Merujuk pada data BNPB, dari total 50 ribu hektare wilayah di Riau yang mengalami kebakaran, 40.553 hektare di antaranya adalah lahan gambut. 15 helikopter dari BNPB dan perusahaan swasta telah turun untuk memadamkan api lewat upaya water bombing di Riau.
Namun Doni mengatakan memadamkan api di lahan gambut bukan pekerjaan mudah. Banyaknya armada bukan merupakan menjamin api bisa cepat padam.

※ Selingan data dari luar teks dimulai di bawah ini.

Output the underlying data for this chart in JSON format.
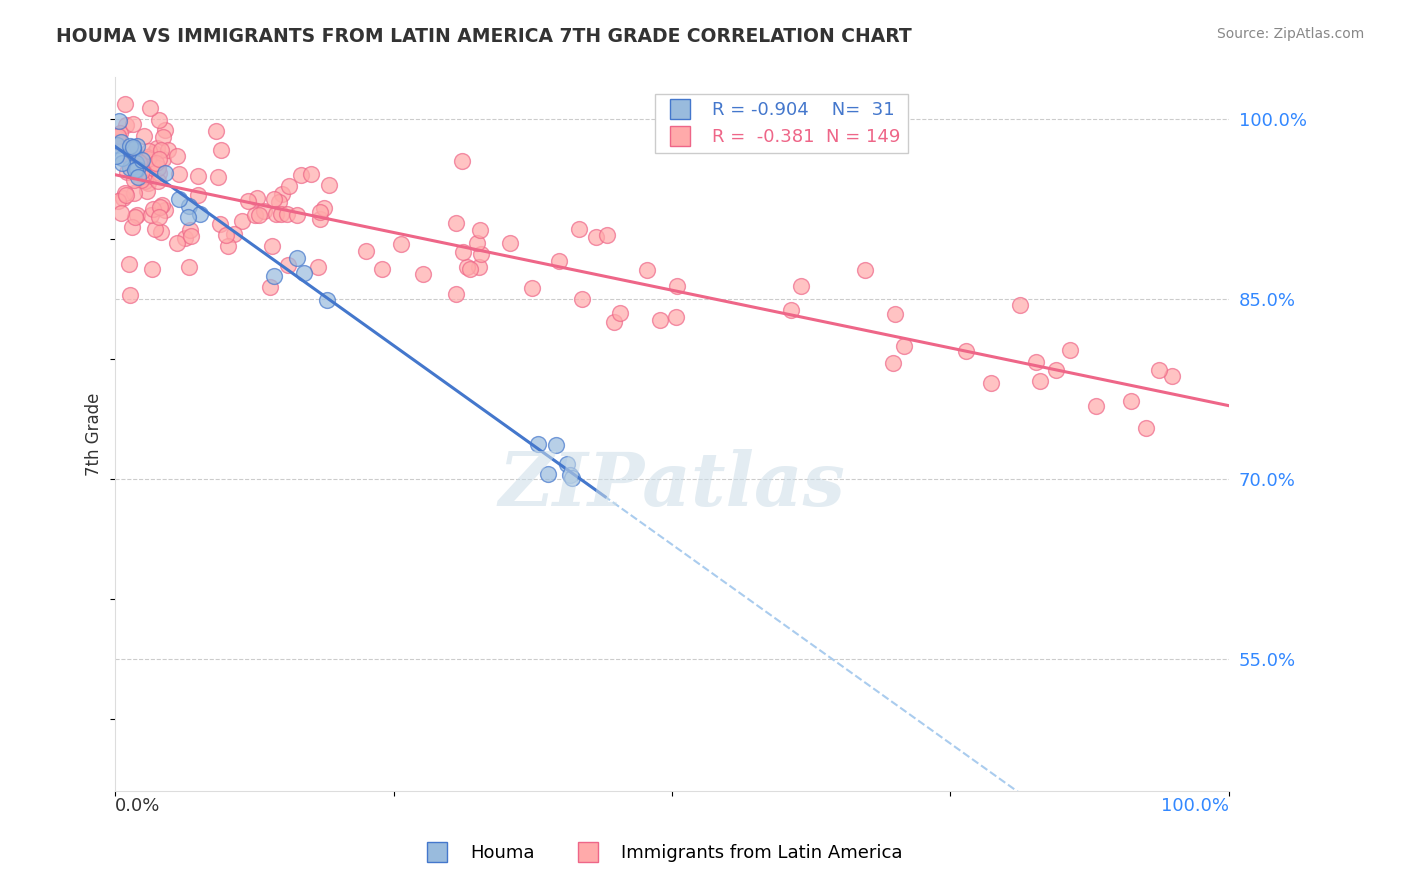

Akibatnya, asap dan polutan di Provinsi Riau semakin memburuk. Tak hanya serangan penyakit ISPA yang mengancam masyarakat, fasilitas umum seperti sekolah hingga bandara terpaksa berhenti beroperasi akibat asap ini.
Berdasarkan data Kementerian Kesehatan untuk Provinsi Riau saja, jumlah warga terserang ISPA terbanyak ada di Pekanbaru mencapai 9.512 orang. Sementara jumlah tertinggi penderita ISPA ada di Kota Jambi dengan 64.147 orang dalam wilayah Provinsi Jambi.
Di Sumatera Selatan, penderita ISPA tertinggi ada di Palembang mencapai 106.550 orang, dan di Kalimantan Tengah korban terbanyak di Palangkaraya mencapai 23.324 orang.
Sebagai penanganan, Kemenkes telah mendistribusikan 1.269.320 masker ke sejumlah wilayah terdampak asap karhutla. Sementara dari Dinkes Provinsi Riau sebanyak 644.450 masker disalurkan, dan dari Dinkes Provinsi Sumatera Selatan mendistribusi 20 ribu masker untuk masing-masing daerahnya.